PC Gaming will always two step's ahead of console gaming. Just look at the GPU's and CPU's that are in a gaming PC. But the one great thing right now is both PS4 and XBOX One, use AMD GPU's that alone will make the next 5-10 year's of PC Gamers happy due to the fact that the two consoles will be able to play PC port's just not with as much detail at all, and much less 5+ years from now.
So for us PC Gamers, as long as you have a upper mid range to high end AMD GPU you're set.
I'm not one to upgrade my GPU every release as you don't see much of a difference like you did back in the day. I've had a XFX AMD 6950 2gb for 4 years before I upgraded to my current Gigabyte 290 OC Edition, I got last month. And it is amazing. AMD has definitely won this years GPU race. Nvidia's only resort is to upgrade upon there current architecture, meaning the 880 they are racing out to production as fast as they can is just going to be a 780 but with more core's and I'm sure they will finally use a 512bit memory bus. That will help allow the card to breath better.
But Nvidia does have it's other tactic and that brings us to the Fanboy. And does nvidia have allot, I stopped buying nvidia back when they a legibly were caught paying game makers to make there game run slower on AMD or when they a legibly paid people to review AMD products and pretty much make them look like crap while making nvidia cards seem like they were beasts. This still goes on "a legibly " I've even talked to people saying they admit to doing so in there reviews or on forum's.
Besides that, nvidia had never been a good experience for me. The cards were always over priced and the drivers wouldn't be that great.
Don't get me wrong though. If nvidia did really make a GPU that blew everything else out of the water and it was in the same price bracket of other high end gpu's I would give it a try. But the 3 nvidia cards I've used years ago, the best one being the 8800 GTS 1GB was a good card for its time. But back then new cards with allot more power came out from nvidia and ati every 6 months it seemed.

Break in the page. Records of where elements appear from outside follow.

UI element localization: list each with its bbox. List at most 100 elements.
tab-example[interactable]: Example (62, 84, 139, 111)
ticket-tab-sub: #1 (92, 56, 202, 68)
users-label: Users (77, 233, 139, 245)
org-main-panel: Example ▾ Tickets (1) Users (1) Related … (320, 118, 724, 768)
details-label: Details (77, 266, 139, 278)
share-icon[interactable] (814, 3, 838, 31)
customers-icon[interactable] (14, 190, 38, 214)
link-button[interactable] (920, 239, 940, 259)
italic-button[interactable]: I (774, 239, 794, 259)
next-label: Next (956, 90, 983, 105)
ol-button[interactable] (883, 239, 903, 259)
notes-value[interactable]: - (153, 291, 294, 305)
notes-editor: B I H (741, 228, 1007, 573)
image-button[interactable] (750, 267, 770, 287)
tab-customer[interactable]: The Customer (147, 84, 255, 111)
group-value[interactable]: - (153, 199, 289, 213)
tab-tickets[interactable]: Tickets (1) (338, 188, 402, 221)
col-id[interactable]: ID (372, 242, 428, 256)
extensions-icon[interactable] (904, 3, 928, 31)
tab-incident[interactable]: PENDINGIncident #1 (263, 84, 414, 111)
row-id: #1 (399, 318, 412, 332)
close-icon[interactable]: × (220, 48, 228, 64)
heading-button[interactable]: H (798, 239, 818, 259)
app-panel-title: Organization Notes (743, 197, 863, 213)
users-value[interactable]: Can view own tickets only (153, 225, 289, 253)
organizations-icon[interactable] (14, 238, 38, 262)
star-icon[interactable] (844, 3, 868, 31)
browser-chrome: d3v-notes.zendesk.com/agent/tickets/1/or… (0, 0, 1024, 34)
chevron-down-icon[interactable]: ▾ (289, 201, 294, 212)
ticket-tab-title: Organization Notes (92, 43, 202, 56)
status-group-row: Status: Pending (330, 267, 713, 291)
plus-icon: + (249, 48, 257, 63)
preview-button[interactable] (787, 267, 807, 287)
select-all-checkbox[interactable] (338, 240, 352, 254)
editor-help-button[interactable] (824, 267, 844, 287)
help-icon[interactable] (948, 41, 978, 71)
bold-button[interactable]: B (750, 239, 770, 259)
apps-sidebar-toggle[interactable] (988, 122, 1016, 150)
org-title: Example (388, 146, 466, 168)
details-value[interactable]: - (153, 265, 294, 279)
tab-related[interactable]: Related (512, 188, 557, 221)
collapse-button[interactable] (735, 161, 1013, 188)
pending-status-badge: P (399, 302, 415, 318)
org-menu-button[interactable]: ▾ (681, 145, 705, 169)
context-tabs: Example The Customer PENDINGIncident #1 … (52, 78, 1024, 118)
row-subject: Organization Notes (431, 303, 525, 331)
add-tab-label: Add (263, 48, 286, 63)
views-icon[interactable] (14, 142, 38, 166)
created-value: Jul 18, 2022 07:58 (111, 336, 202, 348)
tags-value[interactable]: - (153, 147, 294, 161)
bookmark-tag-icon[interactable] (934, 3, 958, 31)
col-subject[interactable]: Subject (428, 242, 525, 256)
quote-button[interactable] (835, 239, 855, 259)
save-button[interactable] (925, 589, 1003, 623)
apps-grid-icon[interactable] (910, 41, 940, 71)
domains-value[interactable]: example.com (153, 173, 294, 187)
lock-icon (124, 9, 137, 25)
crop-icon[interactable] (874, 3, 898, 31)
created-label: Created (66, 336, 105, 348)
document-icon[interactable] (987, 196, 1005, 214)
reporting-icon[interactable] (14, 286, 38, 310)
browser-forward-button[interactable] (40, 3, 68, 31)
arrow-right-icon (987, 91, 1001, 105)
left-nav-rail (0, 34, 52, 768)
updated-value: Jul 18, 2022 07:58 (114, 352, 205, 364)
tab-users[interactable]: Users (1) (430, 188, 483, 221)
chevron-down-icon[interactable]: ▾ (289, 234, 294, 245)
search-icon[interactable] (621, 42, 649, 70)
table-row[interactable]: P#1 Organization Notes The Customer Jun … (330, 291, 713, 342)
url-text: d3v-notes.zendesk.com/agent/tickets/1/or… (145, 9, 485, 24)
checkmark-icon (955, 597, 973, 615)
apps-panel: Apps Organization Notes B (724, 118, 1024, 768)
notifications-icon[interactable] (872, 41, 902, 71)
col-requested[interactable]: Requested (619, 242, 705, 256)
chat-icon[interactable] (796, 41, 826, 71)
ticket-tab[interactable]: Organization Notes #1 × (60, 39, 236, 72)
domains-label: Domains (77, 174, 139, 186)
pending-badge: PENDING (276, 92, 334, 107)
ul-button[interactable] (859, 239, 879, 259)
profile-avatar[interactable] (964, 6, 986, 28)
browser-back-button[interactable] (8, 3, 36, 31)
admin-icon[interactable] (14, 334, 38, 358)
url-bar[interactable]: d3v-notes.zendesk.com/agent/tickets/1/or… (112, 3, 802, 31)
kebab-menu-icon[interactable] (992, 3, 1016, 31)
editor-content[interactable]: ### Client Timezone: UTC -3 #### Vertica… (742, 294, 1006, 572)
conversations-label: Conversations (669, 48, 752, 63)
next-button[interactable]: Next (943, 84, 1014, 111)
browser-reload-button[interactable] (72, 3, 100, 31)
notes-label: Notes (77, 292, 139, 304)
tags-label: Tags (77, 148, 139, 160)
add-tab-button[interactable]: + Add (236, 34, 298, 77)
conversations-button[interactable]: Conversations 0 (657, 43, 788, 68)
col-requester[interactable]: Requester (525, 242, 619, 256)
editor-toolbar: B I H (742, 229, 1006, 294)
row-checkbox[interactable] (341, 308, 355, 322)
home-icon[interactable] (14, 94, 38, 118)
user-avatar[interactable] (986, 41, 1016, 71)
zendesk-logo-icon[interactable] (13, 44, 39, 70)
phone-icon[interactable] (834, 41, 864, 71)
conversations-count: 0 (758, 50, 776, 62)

But now I feel that anyone who owns a new'er i5 CPU, clocked at 3.5ghz 8gb of decent DDR3 Ram a Tower with good air flow, a high end GPU and a good PSU, since allot of people underestimate how much power a oc'ed CPU, GPU and all of those case fans. You are going to want a good PSU to provide good clean power at full load. I would say 600watts is minimum but as long as it's a good 600 watts you're set. But even though my PC output is 596 at peak. Almost any single GPU setup will be just under 600 watts under peak power. You still want some head room. So 750w Gold rated is where you want to be. If you're going to run crossfire or sli with this years high end GPU's then a good 1200W will be fine and allow for 3 high end GPU's but I would say play it safe and pick up a 750 even if you only run a single GPU.